With that done, the only remaining question is, “Where to mount the solar panel?” There are three different mounting spots, and there are wire channels to let you neatly route the wires to the desired spot, but here’s a tip: If you use the back spot, you don’t have to route the solar panel wire under anything, so you could solder the panel on and play with things more easily while assembling it! This also happens to work well for the place I’m putting mine - so, back panel mount it is. The front spot would look good too, and if it were a classroom display or something, I’d probably put the panel up there to make it easier to show off how things are powered.

A bit of the provided double sticky foam adhesive holds the SolarEngine in place (I trimmed it to fit better), wires tuck back under the motor, and it’s done!

The alternate locations for the panel are in the front, on the left, or on one of the sides with the panel mounted vertically. I probably could have left the cutouts in those holes - if I recall properly, they were faintly tabbed and so would have stayed in place, had I not gone gleefully poking out all the little cutouts I could find…

Once you’re done, you’ve got a nice little pile of wood scraps you can turn into igniters for your Solo Stove!

Mechanism of Operation

If you’ve ever grabbed something with one hand, tossed it to the other hand, and then put it up high (with both hands doing their independent things simultaneously), you’ve got an idea as to how this operates.
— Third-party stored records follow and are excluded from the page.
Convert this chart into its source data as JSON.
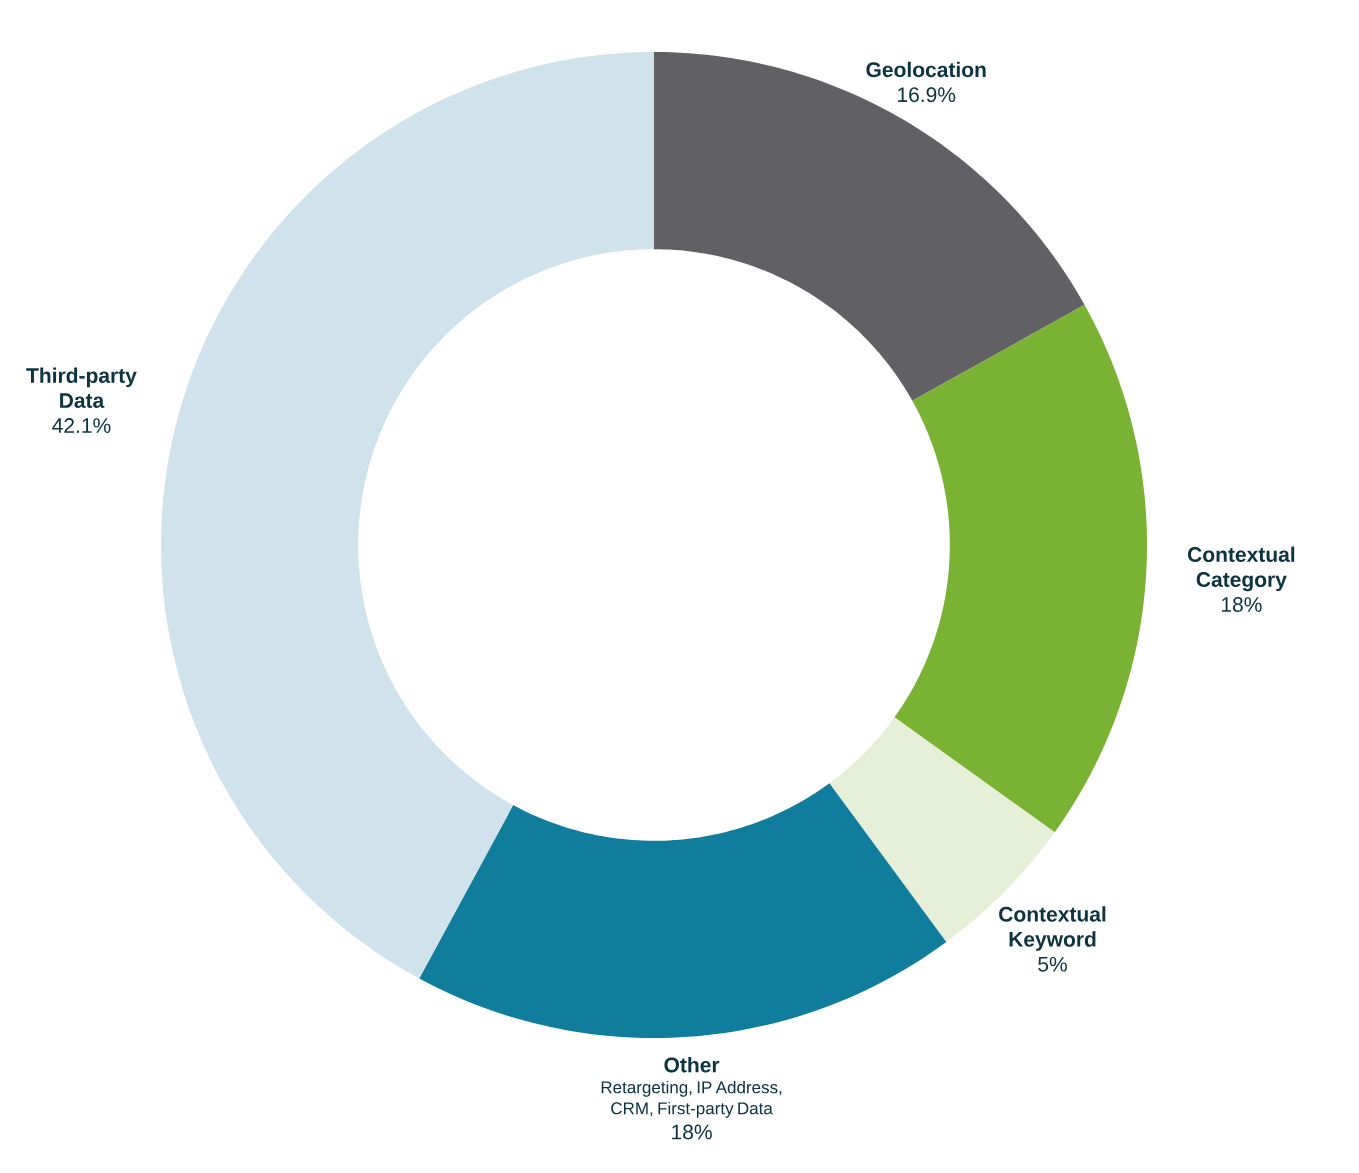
{
  "chart_data": {
    "type": "donut",
    "categories": [
      "Geolocation",
      "Contextual Category",
      "Contextual Keyword",
      "Other",
      "Third-party Data"
    ],
    "values": [
      16.9,
      18,
      5,
      18,
      42.1
    ],
    "value_labels": [
      "16.9%",
      "18%",
      "5%",
      "18%",
      "42.1%"
    ],
    "colors": [
      "#616065",
      "#7ab333",
      "#e6f0d8",
      "#0f7d9b",
      "#d0e3ec"
    ],
    "annotations": [
      {
        "text": "Retargeting, IP Address, CRM, First-party Data",
        "x": "Other"
      }
    ]
  }
}
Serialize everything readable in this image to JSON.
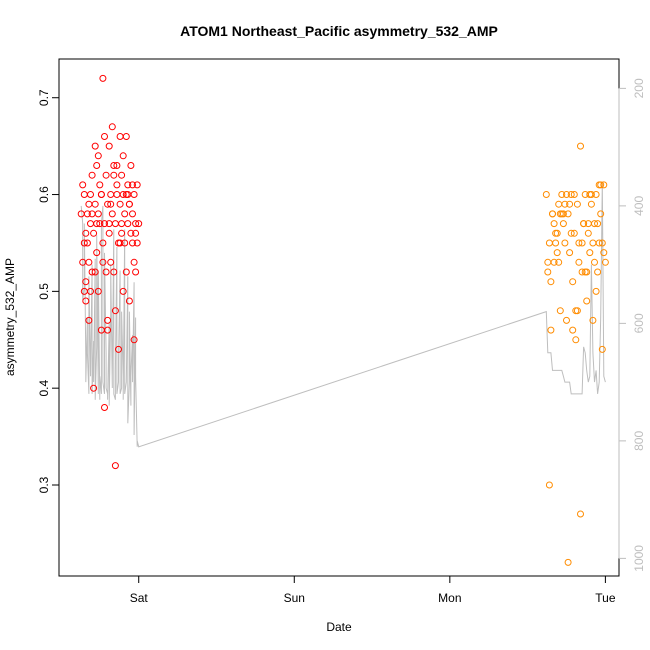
{
  "chart_data": {
    "type": "scatter",
    "title": "ATOM1 Northeast_Pacific asymmetry_532_AMP",
    "xlabel": "Date",
    "ylabel": "asymmetry_532_AMP",
    "x_ticks": [
      "Sat",
      "Sun",
      "Mon",
      "Tue"
    ],
    "x_tick_values": [
      1,
      2,
      3,
      4
    ],
    "xlim": [
      0.4875,
      4.0875
    ],
    "y_ticks": [
      "0.3",
      "0.4",
      "0.5",
      "0.6",
      "0.7"
    ],
    "ylim": [
      0.206,
      0.74
    ],
    "y2_ticks": [
      "200",
      "400",
      "600",
      "800",
      "1000"
    ],
    "y2lim": [
      150,
      1030
    ],
    "y2_reversed": true,
    "grid": false,
    "legend": "none",
    "colors": {
      "series_1": "#ff0000",
      "series_2": "#ff8c00",
      "altitude_line": "#bebebe"
    },
    "series": [
      {
        "color": "#ff0000",
        "x": [
          0.63,
          0.64,
          0.64,
          0.65,
          0.65,
          0.66,
          0.66,
          0.67,
          0.67,
          0.68,
          0.68,
          0.69,
          0.69,
          0.7,
          0.7,
          0.71,
          0.71,
          0.72,
          0.72,
          0.73,
          0.73,
          0.74,
          0.74,
          0.75,
          0.75,
          0.76,
          0.76,
          0.77,
          0.77,
          0.78,
          0.78,
          0.79,
          0.79,
          0.8,
          0.8,
          0.81,
          0.81,
          0.82,
          0.82,
          0.83,
          0.83,
          0.84,
          0.84,
          0.85,
          0.85,
          0.86,
          0.86,
          0.87,
          0.87,
          0.88,
          0.88,
          0.89,
          0.89,
          0.9,
          0.9,
          0.91,
          0.91,
          0.92,
          0.92,
          0.93,
          0.93,
          0.94,
          0.94,
          0.95,
          0.95,
          0.96,
          0.96,
          0.97,
          0.97,
          0.98,
          0.98,
          0.99,
          0.99,
          1.0,
          0.66,
          0.7,
          0.74,
          0.78,
          0.82,
          0.86,
          0.9,
          0.94,
          0.98,
          0.68,
          0.72,
          0.76,
          0.8,
          0.84,
          0.88,
          0.92,
          0.96,
          0.65,
          0.69,
          0.73,
          0.77,
          0.81,
          0.85,
          0.89,
          0.93,
          0.97
        ],
        "y": [
          0.58,
          0.53,
          0.61,
          0.5,
          0.6,
          0.56,
          0.49,
          0.58,
          0.55,
          0.47,
          0.59,
          0.57,
          0.6,
          0.52,
          0.62,
          0.4,
          0.56,
          0.65,
          0.59,
          0.54,
          0.63,
          0.58,
          0.5,
          0.61,
          0.57,
          0.46,
          0.6,
          0.72,
          0.55,
          0.66,
          0.38,
          0.52,
          0.62,
          0.59,
          0.46,
          0.65,
          0.57,
          0.6,
          0.53,
          0.67,
          0.58,
          0.62,
          0.52,
          0.57,
          0.48,
          0.63,
          0.6,
          0.44,
          0.55,
          0.66,
          0.59,
          0.57,
          0.62,
          0.5,
          0.6,
          0.55,
          0.58,
          0.52,
          0.66,
          0.57,
          0.61,
          0.49,
          0.59,
          0.56,
          0.63,
          0.55,
          0.58,
          0.6,
          0.45,
          0.52,
          0.57,
          0.61,
          0.55,
          0.57,
          0.51,
          0.58,
          0.64,
          0.57,
          0.59,
          0.61,
          0.64,
          0.59,
          0.56,
          0.53,
          0.52,
          0.6,
          0.47,
          0.63,
          0.55,
          0.6,
          0.61,
          0.55,
          0.5,
          0.57,
          0.53,
          0.56,
          0.32,
          0.56,
          0.6,
          0.53
        ],
        "y2": [
          400,
          430,
          560,
          540,
          430,
          660,
          700,
          590,
          650,
          720,
          520,
          690,
          690,
          500,
          720,
          630,
          700,
          490,
          730,
          640,
          450,
          720,
          510,
          730,
          690,
          720,
          430,
          400,
          700,
          720,
          480,
          650,
          710,
          720,
          730,
          600,
          740,
          580,
          500,
          710,
          690,
          440,
          720,
          730,
          680,
          470,
          720,
          700,
          660,
          510,
          720,
          710,
          580,
          690,
          730,
          440,
          720,
          700,
          700,
          520,
          770,
          700,
          580,
          740,
          690,
          620,
          700,
          530,
          790,
          590,
          690,
          810,
          800,
          810
        ]
      },
      {
        "color": "#ff8c00",
        "x": [
          3.62,
          3.63,
          3.64,
          3.65,
          3.66,
          3.67,
          3.68,
          3.69,
          3.7,
          3.71,
          3.72,
          3.73,
          3.74,
          3.75,
          3.76,
          3.77,
          3.78,
          3.79,
          3.8,
          3.81,
          3.82,
          3.83,
          3.84,
          3.85,
          3.86,
          3.87,
          3.88,
          3.89,
          3.9,
          3.91,
          3.92,
          3.93,
          3.94,
          3.95,
          3.96,
          3.97,
          3.98,
          3.99,
          4.0,
          3.64,
          3.68,
          3.72,
          3.76,
          3.8,
          3.84,
          3.88,
          3.92,
          3.96,
          3.66,
          3.7,
          3.74,
          3.78,
          3.82,
          3.86,
          3.9,
          3.94,
          3.98,
          3.63,
          3.67,
          3.71,
          3.75,
          3.79,
          3.83,
          3.87,
          3.91,
          3.95,
          3.99,
          3.65,
          3.69,
          3.73,
          3.77,
          3.81,
          3.85,
          3.89,
          3.93,
          3.97
        ],
        "y": [
          0.6,
          0.52,
          0.55,
          0.46,
          0.58,
          0.53,
          0.56,
          0.54,
          0.59,
          0.48,
          0.6,
          0.57,
          0.55,
          0.47,
          0.58,
          0.54,
          0.6,
          0.51,
          0.56,
          0.45,
          0.59,
          0.55,
          0.65,
          0.52,
          0.57,
          0.6,
          0.49,
          0.56,
          0.54,
          0.59,
          0.47,
          0.57,
          0.6,
          0.52,
          0.55,
          0.58,
          0.44,
          0.61,
          0.53,
          0.3,
          0.55,
          0.58,
          0.22,
          0.6,
          0.27,
          0.52,
          0.55,
          0.61,
          0.58,
          0.53,
          0.59,
          0.56,
          0.48,
          0.57,
          0.6,
          0.5,
          0.55,
          0.53,
          0.57,
          0.58,
          0.6,
          0.46,
          0.53,
          0.52,
          0.6,
          0.57,
          0.54,
          0.51,
          0.56,
          0.58,
          0.59,
          0.48,
          0.55,
          0.57,
          0.53,
          0.61
        ],
        "y2": [
          580,
          650,
          650,
          650,
          680,
          680,
          680,
          680,
          680,
          680,
          680,
          690,
          700,
          700,
          700,
          700,
          720,
          720,
          720,
          720,
          720,
          720,
          720,
          720,
          640,
          650,
          680,
          700,
          690,
          500,
          650,
          700,
          680,
          720,
          700,
          590,
          360,
          690,
          700
        ]
      }
    ]
  }
}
If you really want video, SolarBotics has a battery powered version on YouTube.

The first step is to pick up the ball - this receiver holds all 4, and while it sure looks like the far ball is going to get shoved out when the arm starts lifting, it doesn’t. Again, you can see the nice contrast between the glossy laser cut edges and the main surface of the wood here.

The lower arm lifts the ball until it meets the upper arm, which comes up from below and picks the ball up out of the lower arm.

At this point, the upper arm continues up, as the lower arm continues back down to grab another ball for the transfer. The support between the arms ensures that, while the marble is riding low in the arms, they can’t spread enough for it to fall out. Yes, that one needs glue on it!

Finally, at the end of the travel, the marble is lifted above the receiver, and the arms drop out from under it, freeing it to…

Wheeeeee! And everything lines up for another go! It’s really not that loud in operation - even with the marble rolling freely, the wood damps a lot of the noise. But, as noted before, it’s solar powered, so it won’t be running at night while you’re asleep. It’s such a great little design!

My Marble Art Installation

I like my little marble art pieces. They get a prominent display on the counter, where they get plenty of ambient light to work, and just make for interesting pieces - this one, moreso than the other one, is visibly in a different position every time you walk past.

The pair just looks good together!

Seriously. Go buy one. They’re awesome!

And, yes, if you’re curious, they do work fine by lanternlight!